Let's see how close we get using the existing rounding strategy:
# ruby-2.3.3
irb> round_up_average = halves.map(&:round).inject(:+).to_f / halves.size
# => 511.175
irb> (average - round_up_average).abs
# => 0.5
We're off the average by 0.5 when we consistently round ties up, which makes intuitive sense. So let's see if we can get closer with Gaussian rounding:
# ruby-2.3.3
irb> rounded_halves = halves.map { |n| n.to_i.even? ? n.floor : n.ceil }
# => [578...120]
irb> gaussian_average = rounded_halves.inject(:+).to_f / halves.size
# => 510.664
irb> (average - gaussian_average).abs
# => 0.011000000000024102
It would appear we have a winner. Rounding ties to the nearest even number brings us more than 97% closer to our actual average. For larger sample sets we can expect the average from Gaussian rounding to be almost exactly the actual average.

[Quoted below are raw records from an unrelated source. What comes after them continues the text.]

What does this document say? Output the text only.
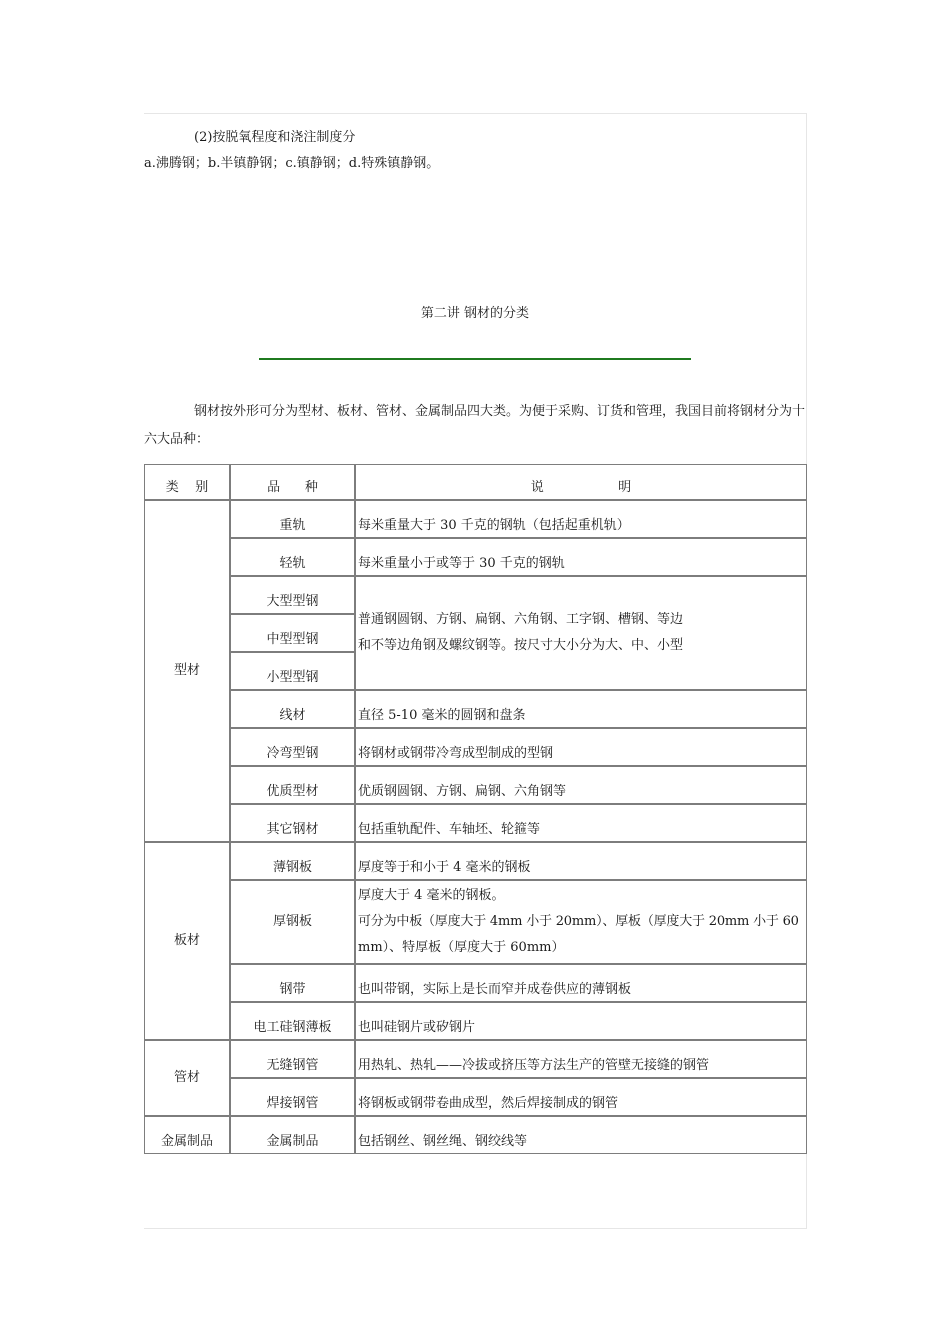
(2)按脱氧程度和浇注制度分
a.沸腾钢；b.半镇静钢；c.镇静钢；d.特殊镇静钢。
第二讲 钢材的分类
钢材按外形可分为型材、板材、管材、金属制品四大类。为便于采购、订货和管理，我国目前将钢材分为十六大品种：
类    别	品      种	说                  明
型材	重轨	每米重量大于 30 千克的钢轨（包括起重机轨）
	轻轨	每米重量小于或等于 30 千克的钢轨
	大型型钢	普通钢圆钢、方钢、扁钢、六角钢、工字钢、槽钢、等边
和不等边角钢及螺纹钢等。按尺寸大小分为大、中、小型

	中型型钢	
	小型型钢	
	线材	直径 5-10 毫米的圆钢和盘条
	冷弯型钢	将钢材或钢带冷弯成型制成的型钢
	优质型材	优质钢圆钢、方钢、扁钢、六角钢等
	其它钢材	包括重轨配件、车轴坯、轮箍等
板材	薄钢板	厚度等于和小于 4 毫米的钢板
	厚钢板	厚度大于 4 毫米的钢板。
可分为中板（厚度大于 4mm 小于 20mm）、厚板（厚度大于 20mm 小于 60
mm）、特厚板（厚度大于 60mm）

	钢带	也叫带钢，实际上是长而窄并成卷供应的薄钢板
	电工硅钢薄板	也叫硅钢片或矽钢片
管材	无缝钢管	用热轧、热轧——冷拔或挤压等方法生产的管壁无接缝的钢管
	焊接钢管	将钢板或钢带卷曲成型，然后焊接制成的钢管
金属制品	金属制品	包括钢丝、钢丝绳、钢绞线等
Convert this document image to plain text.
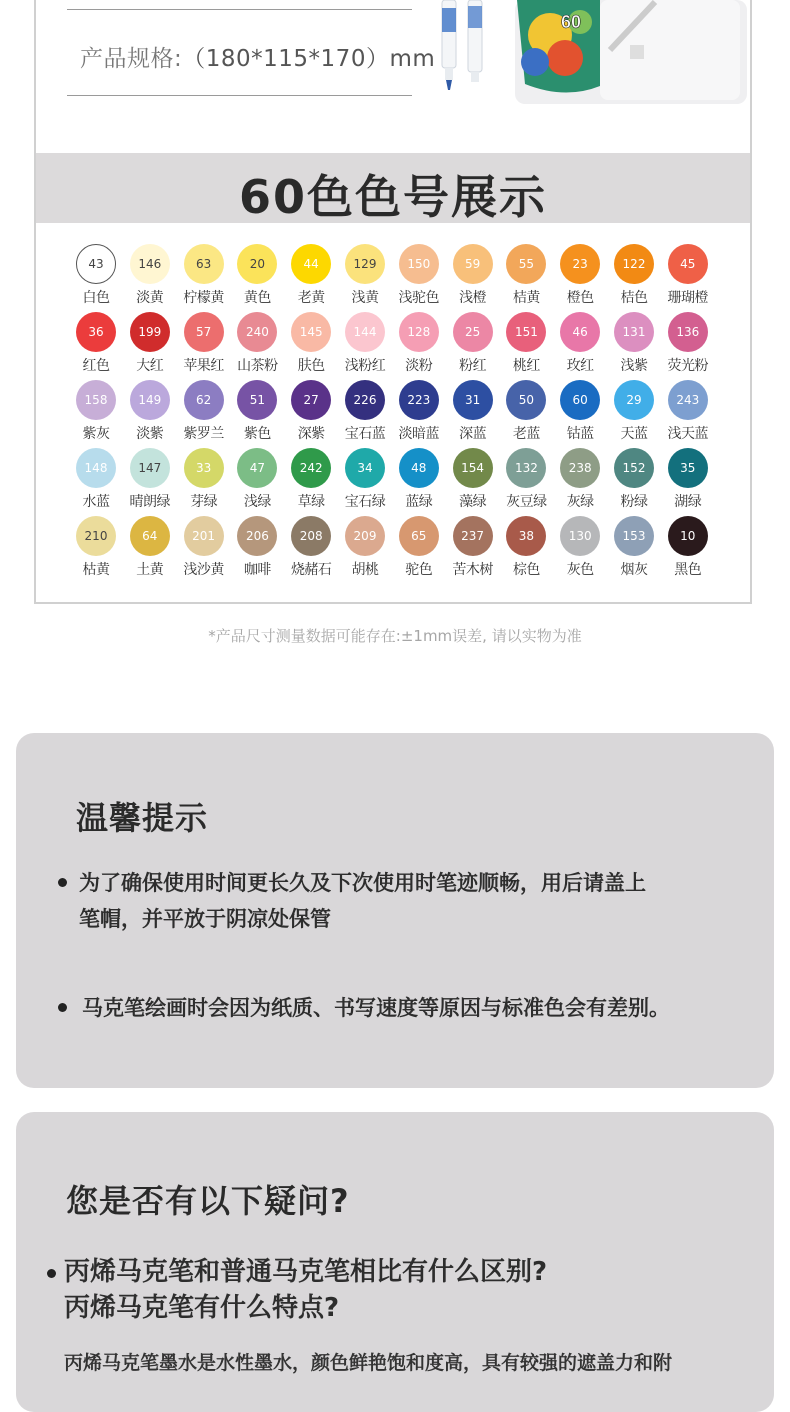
产品规格:（180*115*170）mm
60
60色色号展示
43
白色
146
淡黄
63
柠檬黄
20
黄色
44
老黄
129
浅黄
150
浅驼色
59
浅橙
55
桔黄
23
橙色
122
桔色
45
珊瑚橙
36
红色
199
大红
57
苹果红
240
山茶粉
145
肤色
144
浅粉红
128
淡粉
25
粉红
151
桃红
46
玫红
131
浅紫
136
荧光粉
158
紫灰
149
淡紫
62
紫罗兰
51
紫色
27
深紫
226
宝石蓝
223
淡暗蓝
31
深蓝
50
老蓝
60
钴蓝
29
天蓝
243
浅天蓝
148
水蓝
147
晴朗绿
33
芽绿
47
浅绿
242
草绿
34
宝石绿
48
蓝绿
154
藻绿
132
灰豆绿
238
灰绿
152
粉绿
35
湖绿
210
枯黄
64
土黄
201
浅沙黄
206
咖啡
208
烧赭石
209
胡桃
65
驼色
237
苦木树
38
棕色
130
灰色
153
烟灰
10
黑色
*产品尺寸测量数据可能存在:±1mm误差, 请以实物为准
温馨提示
为了确保使用时间更长久及下次使用时笔迹顺畅，用后请盖上
笔帽，并平放于阴凉处保管
马克笔绘画时会因为纸质、书写速度等原因与标准色会有差别。
您是否有以下疑问?
丙烯马克笔和普通马克笔相比有什么区别?
丙烯马克笔有什么特点?
丙烯马克笔墨水是水性墨水，颜色鲜艳饱和度高，具有较强的遮盖力和附
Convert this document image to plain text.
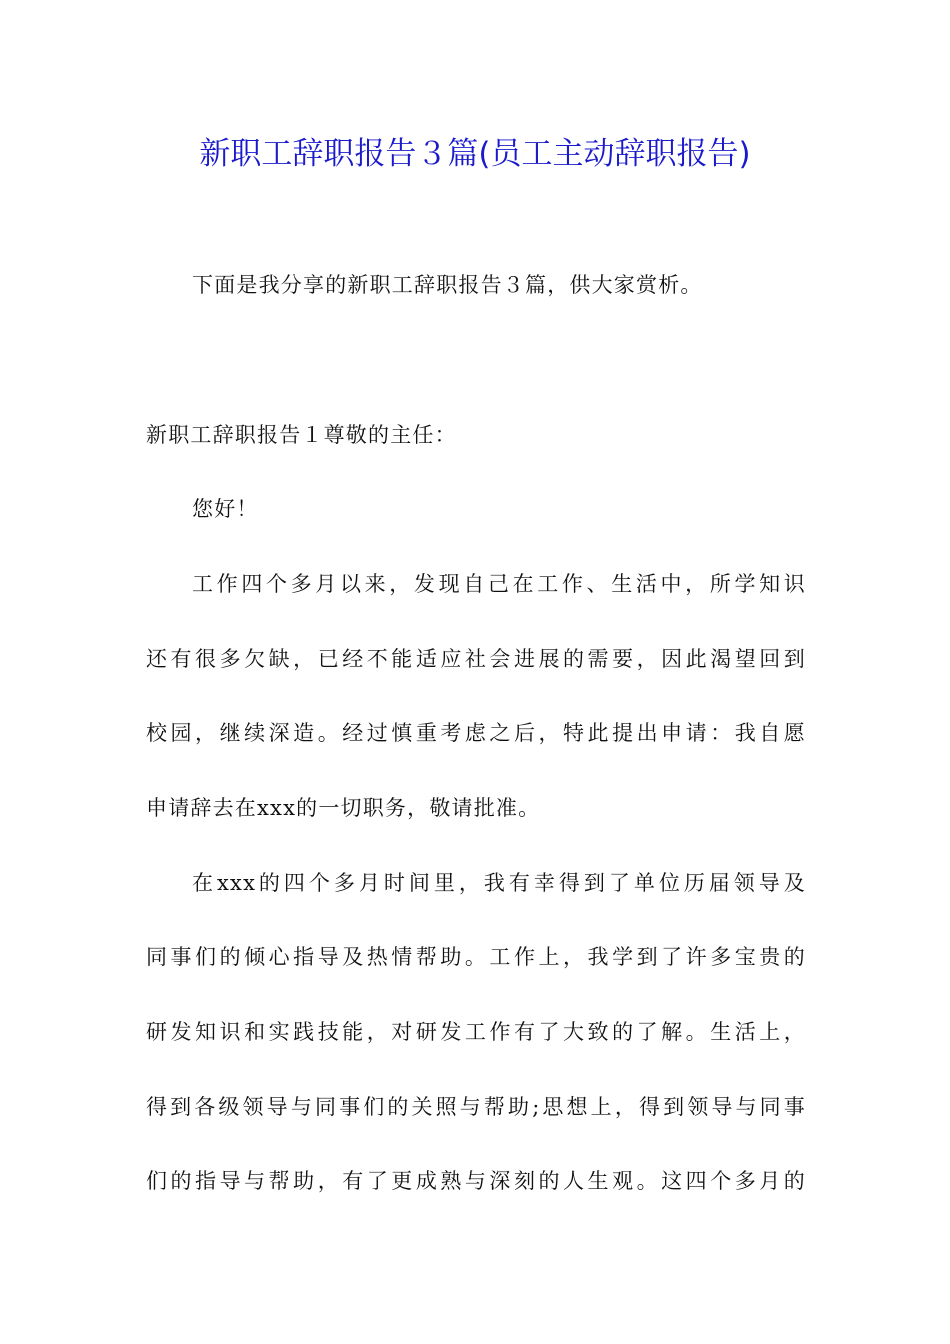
新职工辞职报告３篇(员工主动辞职报告)
下面是我分享的新职工辞职报告３篇，供大家赏析。
新职工辞职报告１尊敬的主任：
您好！
工作四个多月以来，发现自己在工作、生活中，所学知识
还有很多欠缺，已经不能适应社会进展的需要，因此渴望回到
校园，继续深造。经过慎重考虑之后，特此提出申请：我自愿
申请辞去在xxx的一切职务，敬请批准。
在xxx的四个多月时间里，我有幸得到了单位历届领导及
同事们的倾心指导及热情帮助。工作上，我学到了许多宝贵的
研发知识和实践技能，对研发工作有了大致的了解。生活上，
得到各级领导与同事们的关照与帮助;思想上，得到领导与同事
们的指导与帮助，有了更成熟与深刻的人生观。这四个多月的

This is why Gaussian rounding is the recommended default rounding strategy in the IEEE Standard for Floating-Point Arithmetic (IEEE 754).
So Ruby Decided to Change It Because of IEEE 754?
Not exactly, it actually came to light because Gaussian rounding is already the
default strategy for the Kernel#sprintf
method, and
an astute user filed a bug on Ruby: "Rounding modes inconsistency between round versus sprintf".
Here we can clearly see the difference in behavior between Kernel#sprintf
and Float#round
:
# ruby 2.3.3
irb(main):001:0> sprintf('%1.0f', 12.5)
# => "12"
irb(main):002:0> (12.5).round
# => 13
The inconsistency in this behavior prompted the proposed change, which actually made it
into one of the Ruby 2.4 preview versions, ruby-2.4.0-preview3
:
# ruby 2.4.0-preview3
irb(main):006:0> sprintf('%1.0f', 12.5)
# => "12"
irb(main):007:0> 12.5.round
# => 12
In ruby-2.4.0-preview3
rounding with either Kernel#sprintf
or Float#round
will give the same result.
Ultimately Matz decided this fix should not alter the default behavior of Float#round
when another
user reported a bug in Rails: "Breaking change in how #round
works".
The Ruby team decided to compromise and add a new keyword argument to
Float#round
to allow us to set alternative rounding strategies ourselves:
# ruby 2.4.0-rc1
irb(main):001:0> (2.5).round
# => 3
irb(main):008:0> (2.5).round(half: :down)
# => 2
irb(main):009:0> (2.5).round(half: :even)
# => 2
The keyword argument :half
can take either :down
or :even
and the default
behavior is still to round up, just as it was before.
Why preview
Versions Are Not for Production
Interestingly before the default rounding behavior was changed briefly for 2.4.0-preview3
there was
an unusual Kernel#sprintf
bug in 2.4.0-preview2
:
# ruby 2.4.0-preview2
irb> numbers = (1..20).map { |n| n + 0.5 }
# => => [1.5, 2.5, 3.5, 4.5, 5.5, 6.5, 7.5, 8.5, 9.5, 10.5, 11.5, 12.5, 13.5, 14.5, 15.5, 16.5, 17.5, 18.5, 19.5, 20.5]
irb> numbers.map { |n| sprintf('%1.0f', n) }
# => ["2", "3", "4", "5", "6", "7", "8", "9", "10", "11", "12", "12", "14", "14", "16", "16", "18", "18", "20", "20"]
In this example Kernel#sprintf
appears to be rounding numbers less than 12 up as though it was
using the Float#round
method's default behavior, which was still in place at this point.
The preview releases before and after 2.4.0-preview2
, both 2.4.0-preview1
and 2.4.0-preview3
,
show the expected sprintf
behavior, consistent with ruby-2.3.3
:
# ruby 2.4.0-preview1
irb> numbers.map { |n| sprintf('%1.0f', n) }
# => ["2", "2", "4", "4", "6", "6", "8", "8", "10", "10", "12", "12", "14", "14", "16", "16", "18", "18", "20", "20"]
# ruby 2.4.0-preview3
irb> numbers.map { |n| sprintf('%1.0f', n) }
# => ["2", "2", "4", "4", "6", "6", "8", "8", "10", "10", "12", "12", "14", "14", "16", "16", "18", "18", "20", "20"]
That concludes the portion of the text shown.